The conventional 2P reserves RCM score is below 20 years and, depending on the importance of this reserves information, the stakeholder may have reasonable confidence to proceed with its endeavors. In the case of unconventional resources, further investigation is required.

RCM of the unconventional resources indicates the data need to be further refined. There are 137 reserve reports covering exploration licenses (Authority to Prospect [ATP] and Production Leases).
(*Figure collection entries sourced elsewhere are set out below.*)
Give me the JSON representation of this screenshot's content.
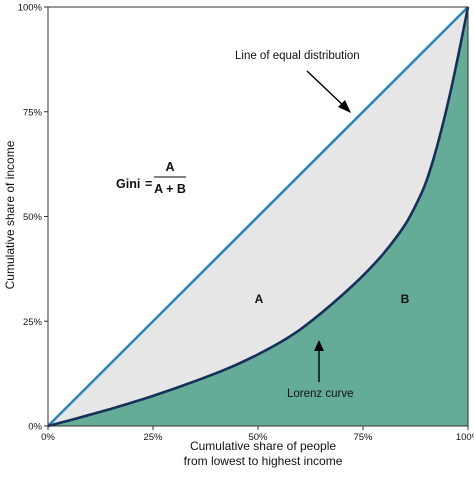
{
  "chart_data": {
    "type": "area",
    "xlabel": [
      "Cumulative share of people",
      "from lowest to highest income"
    ],
    "ylabel": "Cumulative share of income",
    "xlim": [
      0,
      100
    ],
    "ylim": [
      0,
      100
    ],
    "x_ticks": [
      "0%",
      "25%",
      "50%",
      "75%",
      "100%"
    ],
    "y_ticks": [
      "0%",
      "25%",
      "50%",
      "75%",
      "100%"
    ],
    "grid": false,
    "series": [
      {
        "name": "Line of equal distribution",
        "x": [
          0,
          100
        ],
        "y": [
          0,
          100
        ]
      },
      {
        "name": "Lorenz curve",
        "x": [
          0,
          5,
          10,
          15,
          20,
          25,
          30,
          35,
          40,
          45,
          50,
          55,
          60,
          65,
          70,
          75,
          80,
          85,
          88,
          90,
          92,
          94,
          96,
          98,
          100
        ],
        "y": [
          0,
          1.3,
          2.7,
          4.1,
          5.6,
          7.2,
          8.9,
          10.7,
          12.6,
          14.7,
          17.1,
          19.8,
          23.0,
          26.9,
          31.2,
          35.9,
          41.3,
          48.0,
          53.6,
          58.2,
          64.5,
          72.0,
          80.5,
          90.0,
          100
        ]
      }
    ],
    "annotations": {
      "equal_line": "Line of equal distribution",
      "lorenz": "Lorenz curve",
      "region_a": "A",
      "region_b": "B"
    },
    "formula": {
      "lhs": "Gini",
      "equals": "=",
      "numerator": "A",
      "denominator": "A + B"
    },
    "colors": {
      "equal_line": "#2e86b8",
      "lorenz_line": "#17305a",
      "area_a": "#e6e6e6",
      "area_b": "#64ac98",
      "axis": "#333333"
    }
  }
}
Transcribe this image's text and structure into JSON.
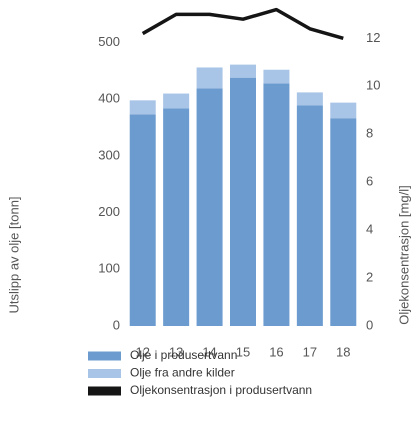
{
  "chart_data": {
    "type": "bar",
    "stacked": true,
    "categories": [
      "12",
      "13",
      "14",
      "15",
      "16",
      "17",
      "18"
    ],
    "series": [
      {
        "name": "Olje i produsertvann",
        "color": "#6b9bcf",
        "values": [
          373,
          384,
          419,
          438,
          428,
          389,
          366
        ]
      },
      {
        "name": "Olje fra andre kilder",
        "color": "#a8c4e6",
        "values": [
          25,
          26,
          37,
          23,
          24,
          23,
          28
        ]
      },
      {
        "name": "Oljekonsentrasjon i produsertvann",
        "color": "#151515",
        "type": "line",
        "axis": "y2",
        "values": [
          12.2,
          13.0,
          13.0,
          12.8,
          13.2,
          12.4,
          12.0
        ]
      }
    ],
    "ylabel": "Utslipp av olje [tonn]",
    "y2label": "Oljekonsentrasjon [mg/l]",
    "ylim": [
      0,
      575
    ],
    "yticks": [
      0,
      100,
      200,
      300,
      400,
      500
    ],
    "y2lim": [
      0,
      13.6
    ],
    "y2ticks": [
      0,
      2,
      4,
      6,
      8,
      10,
      12
    ],
    "grid": false,
    "legend": "bottom"
  }
}
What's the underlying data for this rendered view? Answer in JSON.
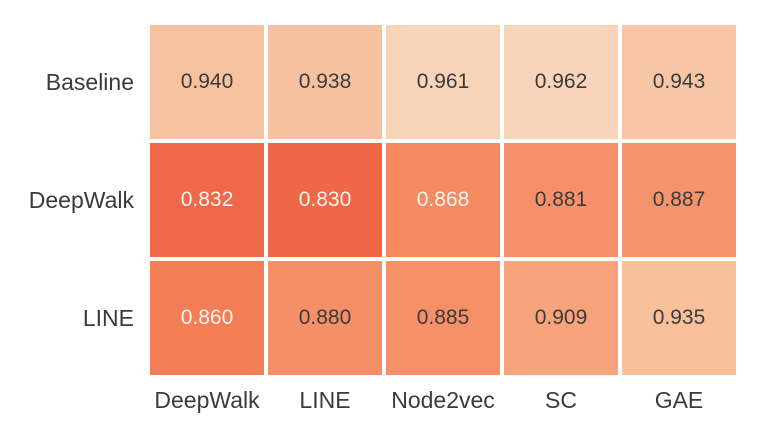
{
  "colors": {
    "background": "#ffffff",
    "label_text": "#3b3b3d",
    "cell_text_dark": "#3b3b3d",
    "cell_text_light": "#fdf6f0",
    "grid_gap": "#ffffff"
  },
  "chart_data": {
    "type": "heatmap",
    "title": "",
    "xlabel": "",
    "ylabel": "",
    "x_categories": [
      "DeepWalk",
      "LINE",
      "Node2vec",
      "SC",
      "GAE"
    ],
    "y_categories": [
      "Baseline",
      "DeepWalk",
      "LINE"
    ],
    "series": [
      {
        "name": "Baseline",
        "values": [
          0.94,
          0.938,
          0.961,
          0.962,
          0.943
        ]
      },
      {
        "name": "DeepWalk",
        "values": [
          0.832,
          0.83,
          0.868,
          0.881,
          0.887
        ]
      },
      {
        "name": "LINE",
        "values": [
          0.86,
          0.88,
          0.885,
          0.909,
          0.935
        ]
      }
    ],
    "value_range": [
      0.83,
      0.962
    ],
    "colormap": "orange-sequential (low=dark orange-red, high=light peach)",
    "legend_position": "none",
    "grid_on": false,
    "cells": [
      [
        {
          "label": "0.940",
          "bg": "#f6c2a0",
          "fg": "#3b3b3d"
        },
        {
          "label": "0.938",
          "bg": "#f6c19f",
          "fg": "#3b3b3d"
        },
        {
          "label": "0.961",
          "bg": "#f8d4b9",
          "fg": "#3b3b3d"
        },
        {
          "label": "0.962",
          "bg": "#f8d5ba",
          "fg": "#3b3b3d"
        },
        {
          "label": "0.943",
          "bg": "#f7c6a4",
          "fg": "#3b3b3d"
        }
      ],
      [
        {
          "label": "0.832",
          "bg": "#f0684a",
          "fg": "#fdf6f0"
        },
        {
          "label": "0.830",
          "bg": "#f06747",
          "fg": "#fdf6f0"
        },
        {
          "label": "0.868",
          "bg": "#f5895f",
          "fg": "#fdf6f0"
        },
        {
          "label": "0.881",
          "bg": "#f5906a",
          "fg": "#3b3b3d"
        },
        {
          "label": "0.887",
          "bg": "#f5936d",
          "fg": "#3b3b3d"
        }
      ],
      [
        {
          "label": "0.860",
          "bg": "#f37d54",
          "fg": "#fdf6f0"
        },
        {
          "label": "0.880",
          "bg": "#f58f68",
          "fg": "#3b3b3d"
        },
        {
          "label": "0.885",
          "bg": "#f59069",
          "fg": "#3b3b3d"
        },
        {
          "label": "0.909",
          "bg": "#f7a47c",
          "fg": "#3b3b3d"
        },
        {
          "label": "0.935",
          "bg": "#f8c09b",
          "fg": "#3b3b3d"
        }
      ]
    ]
  }
}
CBM fields often take time to de-water before reaching peak production and for this example, the RCM[2P] of CBM assets which have been in production for greater than 5 years are plotted in Fig. 4 above.

Fifty-six percent of CBM production leases have an RCM[2P] ranking of poor confidence. This does not mean their reserves are wrong. RCM only flags that further information is required to improve confidence in the estimate. Explanations for the rank of poor confidence include items such as production is restrained, has not reached peak production, undeveloped reserves’ component, overstatement of reserves, poor production performance, etc.

Reserves such as publicly disclosed reserves often come with limited supporting evidence. RCM is a simple tool to identify reserves estimates that should be assessed with caution or require further information. The SPE-PRMS guidelines will evolve and improve with time, but will always be subject to interpretation. Improving confidence in the SPE-PRMS will require reserves estimators to have the tools to identify anomalies and to know when to ask for additional information. RCM is such a tool.

References

Department of Natural Resources and Mines, Queensland Government. 2015. Petroleum and Gas Production and Reserve Statistics.

McMillan, D. 2014. Techbits: Workshop and Survey Focus on SPE Petroleum Resources Management System. Journal of Petroleum Technology 66(4): 38.

McMillan, D. 2017. Gauging the Confidence in Publicly Reported Oil and Gas Reserves: Introducing the Reserves Confidence Metric (RCM). APPEA Journal 57(1): 88-99.

SPE-PRMS. 2007. Society of Petroleum Engineers Petroleum Resources Management System. Prepared by the Oil and Gas Committee of the Society of Petroleum Engineers, reviewed and jointly sponsored by World Petroleum Council, American Association of Petroleum Geologists, and Society of Petroleum Evaluation Engineers.